Nor was the tool of four pieces the only object of value. Gutenberg assured the partners that the things had cost him nearly as much as he asked of them for their shares in the enterprise, but more were to be made. In the event of the death of a partner, his heirs were to be paid their claim on the forms and tools. When Dritzehen died, Gutenberg sent for all the forms, which were melted before his eyes,[1] which act he subsequently regretted on account of the forms. It was a rash act, but Gutenberg's fears were aroused, and he preferred to destroy the tools rather than allow George Dritzehen to get a knowledge of his secret.

In the practice of printing, the word form means a collection of composed types, arranged in readable order, secured together as one piece, in an iron band or chase, and prepared to receive impression.[2] In all printing offices it has this meaning. That the forms so frequently mentioned in this record of the trial were of metal is clearly implied in the statement.

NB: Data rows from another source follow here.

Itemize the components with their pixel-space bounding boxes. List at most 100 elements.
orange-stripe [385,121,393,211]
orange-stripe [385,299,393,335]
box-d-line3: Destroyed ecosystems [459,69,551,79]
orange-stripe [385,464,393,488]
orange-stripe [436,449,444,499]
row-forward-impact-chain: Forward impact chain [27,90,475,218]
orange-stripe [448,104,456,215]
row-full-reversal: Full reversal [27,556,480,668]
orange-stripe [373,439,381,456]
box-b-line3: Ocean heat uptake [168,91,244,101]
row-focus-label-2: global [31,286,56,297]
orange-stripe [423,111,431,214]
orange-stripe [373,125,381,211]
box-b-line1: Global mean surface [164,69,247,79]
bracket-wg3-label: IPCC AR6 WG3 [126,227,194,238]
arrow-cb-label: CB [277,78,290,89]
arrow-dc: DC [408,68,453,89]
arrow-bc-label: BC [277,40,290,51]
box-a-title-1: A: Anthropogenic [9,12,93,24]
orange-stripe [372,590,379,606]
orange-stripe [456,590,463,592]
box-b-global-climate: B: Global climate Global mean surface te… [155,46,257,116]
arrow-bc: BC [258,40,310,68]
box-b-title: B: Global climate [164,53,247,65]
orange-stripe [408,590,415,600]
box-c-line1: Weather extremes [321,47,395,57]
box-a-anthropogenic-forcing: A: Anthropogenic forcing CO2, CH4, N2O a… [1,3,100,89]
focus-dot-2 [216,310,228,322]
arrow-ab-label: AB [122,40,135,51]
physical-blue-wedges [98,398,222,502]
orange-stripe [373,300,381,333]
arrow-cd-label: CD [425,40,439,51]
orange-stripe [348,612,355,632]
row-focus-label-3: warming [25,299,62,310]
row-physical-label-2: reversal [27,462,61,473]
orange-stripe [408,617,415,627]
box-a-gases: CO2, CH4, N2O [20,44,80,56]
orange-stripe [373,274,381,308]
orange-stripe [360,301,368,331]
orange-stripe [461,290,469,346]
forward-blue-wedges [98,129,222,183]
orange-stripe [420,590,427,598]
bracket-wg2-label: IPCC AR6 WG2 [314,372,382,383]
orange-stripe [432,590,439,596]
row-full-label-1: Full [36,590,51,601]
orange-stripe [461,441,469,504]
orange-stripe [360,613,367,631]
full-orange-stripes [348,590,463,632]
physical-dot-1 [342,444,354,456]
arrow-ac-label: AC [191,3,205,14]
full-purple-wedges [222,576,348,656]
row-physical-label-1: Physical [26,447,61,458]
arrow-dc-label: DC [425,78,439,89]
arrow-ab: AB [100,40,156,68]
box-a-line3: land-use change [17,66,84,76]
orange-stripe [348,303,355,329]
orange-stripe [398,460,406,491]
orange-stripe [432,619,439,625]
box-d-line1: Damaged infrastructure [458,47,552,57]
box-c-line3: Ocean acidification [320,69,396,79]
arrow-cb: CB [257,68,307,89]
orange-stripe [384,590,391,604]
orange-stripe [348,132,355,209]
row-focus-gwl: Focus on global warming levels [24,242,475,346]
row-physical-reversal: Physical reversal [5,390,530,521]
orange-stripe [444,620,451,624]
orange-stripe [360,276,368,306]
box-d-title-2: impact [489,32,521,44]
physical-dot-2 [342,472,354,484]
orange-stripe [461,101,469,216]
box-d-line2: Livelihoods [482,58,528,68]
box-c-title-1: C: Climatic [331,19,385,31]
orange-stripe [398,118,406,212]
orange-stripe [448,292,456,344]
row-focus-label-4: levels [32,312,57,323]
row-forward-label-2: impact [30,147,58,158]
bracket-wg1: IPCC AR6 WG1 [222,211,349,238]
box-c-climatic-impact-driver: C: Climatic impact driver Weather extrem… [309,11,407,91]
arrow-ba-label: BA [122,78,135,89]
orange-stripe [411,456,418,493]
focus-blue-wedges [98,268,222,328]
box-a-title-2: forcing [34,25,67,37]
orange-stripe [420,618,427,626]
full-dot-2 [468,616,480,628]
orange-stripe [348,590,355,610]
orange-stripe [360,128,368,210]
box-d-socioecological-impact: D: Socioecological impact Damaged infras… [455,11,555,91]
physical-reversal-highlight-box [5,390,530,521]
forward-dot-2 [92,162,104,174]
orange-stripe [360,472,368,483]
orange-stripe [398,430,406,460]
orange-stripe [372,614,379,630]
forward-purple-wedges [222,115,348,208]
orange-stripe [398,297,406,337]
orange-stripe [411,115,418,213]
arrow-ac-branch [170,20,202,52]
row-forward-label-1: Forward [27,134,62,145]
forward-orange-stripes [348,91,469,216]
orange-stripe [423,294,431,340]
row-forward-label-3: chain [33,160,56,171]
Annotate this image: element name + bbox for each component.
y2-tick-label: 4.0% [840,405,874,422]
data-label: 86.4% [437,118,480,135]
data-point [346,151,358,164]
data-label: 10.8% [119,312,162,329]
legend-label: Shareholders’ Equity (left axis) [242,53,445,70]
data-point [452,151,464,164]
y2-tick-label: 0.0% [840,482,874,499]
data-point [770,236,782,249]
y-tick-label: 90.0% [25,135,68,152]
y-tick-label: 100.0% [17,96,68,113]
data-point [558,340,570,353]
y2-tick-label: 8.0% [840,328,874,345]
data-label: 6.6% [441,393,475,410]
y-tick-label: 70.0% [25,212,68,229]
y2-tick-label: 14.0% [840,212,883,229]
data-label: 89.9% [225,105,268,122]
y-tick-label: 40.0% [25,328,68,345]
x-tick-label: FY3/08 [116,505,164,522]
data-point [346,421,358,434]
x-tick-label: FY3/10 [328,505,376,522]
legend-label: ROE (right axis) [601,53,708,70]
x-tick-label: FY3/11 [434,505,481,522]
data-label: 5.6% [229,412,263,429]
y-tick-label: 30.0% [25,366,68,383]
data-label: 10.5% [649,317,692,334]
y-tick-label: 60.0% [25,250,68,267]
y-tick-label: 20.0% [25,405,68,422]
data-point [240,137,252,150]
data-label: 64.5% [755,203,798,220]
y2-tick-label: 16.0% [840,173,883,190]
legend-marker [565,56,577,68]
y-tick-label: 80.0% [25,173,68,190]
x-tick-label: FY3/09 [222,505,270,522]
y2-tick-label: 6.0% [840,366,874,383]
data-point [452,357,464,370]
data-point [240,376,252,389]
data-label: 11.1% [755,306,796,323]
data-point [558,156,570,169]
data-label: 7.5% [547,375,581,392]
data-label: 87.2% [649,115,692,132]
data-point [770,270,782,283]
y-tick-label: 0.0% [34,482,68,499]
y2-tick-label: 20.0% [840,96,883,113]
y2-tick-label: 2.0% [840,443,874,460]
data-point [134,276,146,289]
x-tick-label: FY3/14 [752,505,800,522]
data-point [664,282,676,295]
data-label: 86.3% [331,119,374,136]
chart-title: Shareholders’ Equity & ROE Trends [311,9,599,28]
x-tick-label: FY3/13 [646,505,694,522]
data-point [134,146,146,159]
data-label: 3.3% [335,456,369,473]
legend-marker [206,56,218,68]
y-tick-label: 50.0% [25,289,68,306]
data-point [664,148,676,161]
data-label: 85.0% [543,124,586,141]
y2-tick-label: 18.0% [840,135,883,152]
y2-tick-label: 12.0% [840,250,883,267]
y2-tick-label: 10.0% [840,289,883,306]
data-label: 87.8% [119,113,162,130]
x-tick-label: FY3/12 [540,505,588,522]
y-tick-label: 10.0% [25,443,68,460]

  1. This passage has been translated by Ottley: Gutenberg sent "to fetch all the forms that they might be loosened, and that he might see it [done], and that the joinings of some of the four pieces might be renewed." This translation makes the action of Gutenberg unintelligible. Bernard's translation is: "Gutenberg sent to get the forms, so that he could be sure that they had been separated; these forms had given him a great deal of solicitude." This is obviously a very free and evasive translation. Wetter, who interprets the passage as descriptive of block-printing, says that "the words are too obscure for us to infer anything definite from them. We are in no case to understand by the word formen separate letters, but whole blocks." This is an unwarrantable assumption, and in contradiction to the statement that the forms were melted. Van der Linde says that "the words are plain. Translators have stopped at the words zurlossen and ruwete. Zurlossen, or zerlassen, means melting, and ruwete is dialect for reuete, repented."
  2. The commonest meaning of the word form, in most European languages, is a shape or figure prepared by carving; but it has also been applied, colloquially, to the mould made from this carved shape, and also to the article made from the mould. A type-founder's punch is the form of a letter; the mould in which the type is cast is the form or former of the letter; the types prepared for printing are also known as the form. On a future page it will be shown that the word formen as used in the trial, was also used at a later date to describe the most important tools in Gutenberg's printing office at Eltvill.